Still, he said on Monday he couldn’t get past the idea of allowing a six-win team to play for a national championship over teams who had to put their seasons on the line far more times this season in order to even position themselves as contenders.

“I don’t think it’s right that Texas A&M and Oklahoma, that Florida, that Cincinnati got punished because they played more games,” Swinney said. “These games matter. That game against LSU, that was a big deal for Florida.

“And I know we can say, ‘Well, yeah, but (Ohio State) should be one of the best teams. The game’s not played on paper. You can go back and look at the top‑10 preseason rankings every year for the last 20 years, there’s a lot of those teams that finish the season not even ranked. The game’s not played on paper.”

Aware that his Coaches Poll ballot would be made public and sure to face some backlash, Swinney admitted he considered ranking Ohio State in line with most other polls simply to avoid the inevitable press clippings that would follow. However, he said any potential headlines ultimately didn’t matter to him because “what’s right is right” and “it’s not always easy to do the right thing.”

Swinney first made headlines two weeks ago in the days leading up to conference championship weekend while lobbying for both ACC Championship Game participants — Clemson and Notre Dame — to make the College Football Playoff (CFP) regardless of the outcome of their rematch.

“I just think there has to be some sort of standard,” Swinney said on a national radio show on Dec. 12. “I just think if I was on a committee, it would be hard for me to leave out a 10-1 Texas A&M or an 11-game Florida team over a team that’s played six games. That would be hard for me if I was on the committee.”

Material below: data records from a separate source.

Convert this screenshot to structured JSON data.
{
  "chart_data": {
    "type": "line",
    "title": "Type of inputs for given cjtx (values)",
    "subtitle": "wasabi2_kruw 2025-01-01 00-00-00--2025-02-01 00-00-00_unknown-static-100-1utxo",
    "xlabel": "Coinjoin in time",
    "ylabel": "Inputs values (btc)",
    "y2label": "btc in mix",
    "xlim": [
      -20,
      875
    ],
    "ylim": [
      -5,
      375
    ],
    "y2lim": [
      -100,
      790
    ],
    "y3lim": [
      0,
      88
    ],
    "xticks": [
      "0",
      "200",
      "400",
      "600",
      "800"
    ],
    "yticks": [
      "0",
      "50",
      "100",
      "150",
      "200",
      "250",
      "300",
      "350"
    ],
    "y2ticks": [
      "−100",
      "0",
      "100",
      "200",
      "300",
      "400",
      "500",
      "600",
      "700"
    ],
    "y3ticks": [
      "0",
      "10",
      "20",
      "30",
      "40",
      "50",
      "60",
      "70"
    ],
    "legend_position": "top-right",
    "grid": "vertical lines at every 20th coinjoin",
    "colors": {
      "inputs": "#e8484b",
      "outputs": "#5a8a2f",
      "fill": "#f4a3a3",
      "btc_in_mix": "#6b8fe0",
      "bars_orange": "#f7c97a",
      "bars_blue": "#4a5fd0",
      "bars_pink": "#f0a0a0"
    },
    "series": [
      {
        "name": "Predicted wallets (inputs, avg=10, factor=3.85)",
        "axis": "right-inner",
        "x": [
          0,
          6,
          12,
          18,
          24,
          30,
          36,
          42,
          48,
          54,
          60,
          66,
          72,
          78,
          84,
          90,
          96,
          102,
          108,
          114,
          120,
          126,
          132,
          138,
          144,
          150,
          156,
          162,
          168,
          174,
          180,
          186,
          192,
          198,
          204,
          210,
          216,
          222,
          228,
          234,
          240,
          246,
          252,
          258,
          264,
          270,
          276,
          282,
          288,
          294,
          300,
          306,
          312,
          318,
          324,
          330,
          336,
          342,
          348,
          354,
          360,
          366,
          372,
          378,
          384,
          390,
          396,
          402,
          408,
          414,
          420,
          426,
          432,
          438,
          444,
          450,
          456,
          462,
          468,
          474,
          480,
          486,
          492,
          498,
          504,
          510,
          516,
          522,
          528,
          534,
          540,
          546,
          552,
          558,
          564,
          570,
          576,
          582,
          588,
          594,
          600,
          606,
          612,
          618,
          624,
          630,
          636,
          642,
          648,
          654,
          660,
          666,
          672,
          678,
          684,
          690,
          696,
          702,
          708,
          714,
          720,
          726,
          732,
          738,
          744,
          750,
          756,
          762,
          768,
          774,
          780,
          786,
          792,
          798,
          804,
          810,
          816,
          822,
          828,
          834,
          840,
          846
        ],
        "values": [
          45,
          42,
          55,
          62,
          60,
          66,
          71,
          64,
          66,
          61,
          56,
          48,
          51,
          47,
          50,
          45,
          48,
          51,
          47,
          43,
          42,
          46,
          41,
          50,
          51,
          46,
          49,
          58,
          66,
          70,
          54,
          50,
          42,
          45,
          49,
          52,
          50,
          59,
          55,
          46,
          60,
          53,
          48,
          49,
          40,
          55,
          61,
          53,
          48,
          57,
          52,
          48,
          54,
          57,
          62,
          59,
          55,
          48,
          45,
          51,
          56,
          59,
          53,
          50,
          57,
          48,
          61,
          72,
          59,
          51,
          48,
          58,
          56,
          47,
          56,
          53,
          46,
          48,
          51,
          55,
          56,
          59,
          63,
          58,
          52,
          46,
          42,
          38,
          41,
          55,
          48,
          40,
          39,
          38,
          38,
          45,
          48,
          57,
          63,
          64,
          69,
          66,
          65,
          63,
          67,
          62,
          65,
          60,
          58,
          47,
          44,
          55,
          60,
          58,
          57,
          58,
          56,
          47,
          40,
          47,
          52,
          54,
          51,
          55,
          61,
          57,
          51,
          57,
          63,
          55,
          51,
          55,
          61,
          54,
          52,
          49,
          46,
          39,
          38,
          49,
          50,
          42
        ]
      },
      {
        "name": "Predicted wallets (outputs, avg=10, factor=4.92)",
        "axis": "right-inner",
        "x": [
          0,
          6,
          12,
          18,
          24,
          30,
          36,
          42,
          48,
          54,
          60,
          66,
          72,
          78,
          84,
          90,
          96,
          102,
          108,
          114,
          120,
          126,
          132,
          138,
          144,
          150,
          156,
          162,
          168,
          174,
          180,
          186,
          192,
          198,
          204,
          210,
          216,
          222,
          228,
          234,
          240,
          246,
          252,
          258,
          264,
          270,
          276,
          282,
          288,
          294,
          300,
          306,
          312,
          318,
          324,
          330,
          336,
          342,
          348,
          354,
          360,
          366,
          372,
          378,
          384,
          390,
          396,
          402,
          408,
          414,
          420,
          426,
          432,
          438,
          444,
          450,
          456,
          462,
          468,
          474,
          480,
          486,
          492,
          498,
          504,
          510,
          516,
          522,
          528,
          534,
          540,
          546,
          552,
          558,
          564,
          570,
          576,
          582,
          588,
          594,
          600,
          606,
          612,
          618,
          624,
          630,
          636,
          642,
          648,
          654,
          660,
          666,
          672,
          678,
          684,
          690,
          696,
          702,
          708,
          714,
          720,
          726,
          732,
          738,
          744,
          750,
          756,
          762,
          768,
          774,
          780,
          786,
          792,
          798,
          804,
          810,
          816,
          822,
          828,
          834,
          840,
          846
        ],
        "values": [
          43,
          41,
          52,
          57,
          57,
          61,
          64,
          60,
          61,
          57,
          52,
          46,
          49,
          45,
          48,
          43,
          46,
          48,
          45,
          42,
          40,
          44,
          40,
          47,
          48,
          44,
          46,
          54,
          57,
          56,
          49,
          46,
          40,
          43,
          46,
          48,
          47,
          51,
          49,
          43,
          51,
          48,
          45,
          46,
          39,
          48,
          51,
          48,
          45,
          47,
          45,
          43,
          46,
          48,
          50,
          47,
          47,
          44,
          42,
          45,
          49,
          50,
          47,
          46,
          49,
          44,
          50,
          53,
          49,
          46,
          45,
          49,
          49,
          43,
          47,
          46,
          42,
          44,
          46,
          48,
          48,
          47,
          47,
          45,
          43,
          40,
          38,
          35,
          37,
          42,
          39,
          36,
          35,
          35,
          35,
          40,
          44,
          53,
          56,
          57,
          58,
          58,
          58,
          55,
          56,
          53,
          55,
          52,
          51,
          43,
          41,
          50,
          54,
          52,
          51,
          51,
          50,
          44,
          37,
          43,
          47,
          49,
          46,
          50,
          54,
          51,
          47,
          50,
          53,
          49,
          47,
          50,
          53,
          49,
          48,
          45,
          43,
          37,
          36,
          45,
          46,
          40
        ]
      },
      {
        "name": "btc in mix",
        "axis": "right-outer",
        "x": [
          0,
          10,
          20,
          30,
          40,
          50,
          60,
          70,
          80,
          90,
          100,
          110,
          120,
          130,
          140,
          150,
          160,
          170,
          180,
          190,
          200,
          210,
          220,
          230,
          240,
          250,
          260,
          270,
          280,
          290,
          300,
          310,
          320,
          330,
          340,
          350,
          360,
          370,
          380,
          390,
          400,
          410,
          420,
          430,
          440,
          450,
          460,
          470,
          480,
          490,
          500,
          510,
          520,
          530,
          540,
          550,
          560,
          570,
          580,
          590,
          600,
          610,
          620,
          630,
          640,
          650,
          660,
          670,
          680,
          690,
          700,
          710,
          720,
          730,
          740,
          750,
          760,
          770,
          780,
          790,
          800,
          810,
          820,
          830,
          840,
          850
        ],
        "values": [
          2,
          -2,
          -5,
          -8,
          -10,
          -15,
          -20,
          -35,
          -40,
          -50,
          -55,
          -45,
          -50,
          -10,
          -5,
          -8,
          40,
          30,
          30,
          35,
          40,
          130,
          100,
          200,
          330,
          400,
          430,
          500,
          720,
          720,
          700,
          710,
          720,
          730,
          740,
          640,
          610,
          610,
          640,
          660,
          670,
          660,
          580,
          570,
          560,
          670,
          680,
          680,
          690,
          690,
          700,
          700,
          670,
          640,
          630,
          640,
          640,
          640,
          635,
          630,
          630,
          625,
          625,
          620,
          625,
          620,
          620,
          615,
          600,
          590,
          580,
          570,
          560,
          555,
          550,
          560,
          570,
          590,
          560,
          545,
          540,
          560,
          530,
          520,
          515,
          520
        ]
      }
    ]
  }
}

Of course, Swinney’s comments did little to sway the CFP committee as Ohio State was awarded the third ranking in the final CFP poll following its win over Northwestern in the Big Ten title game, sending the Buckeyes to New Orleans for a third playoff matchup with Clemson.

In the days following the revealing of the CFP semifinals, Swinney continued to hammer home his stance while appearing on national sports shows such as ESPN’s Sportscenter, joking about the relative ease of preparing for a team with only six games worth of film compared to a typical season that would require 12 or 13 games to be studied.

Rest assured, Swinney is well aware of his perception around the state of Ohio following his slew of shots aimed toward Columbus. “I could probably run for governor in Michigan and might have a good chance, but probably not very popular in Ohio,” Swinney said on Monday.

Regardless of his self-awareness, it’s unlikely Swinney much cares what the state of Ohio thinks of him. A two-time CFP national champion with three consecutive wins over Ohio State and a team favored to move that record to 4-0 on Friday, Swinney could elect for nothing but glowing praise toward the Buckeyes in the days leading up to the game and little about his perception would change.

But that’s never been the preferred style for Swinney, ever the free talker who is willing to speak his mind. Unfortunately for the Buckeyes, they’ve been the butt of his jokes for far longer than they’d prefer. However, if they want to shut him up, they will have every opportunity to do so on Friday night.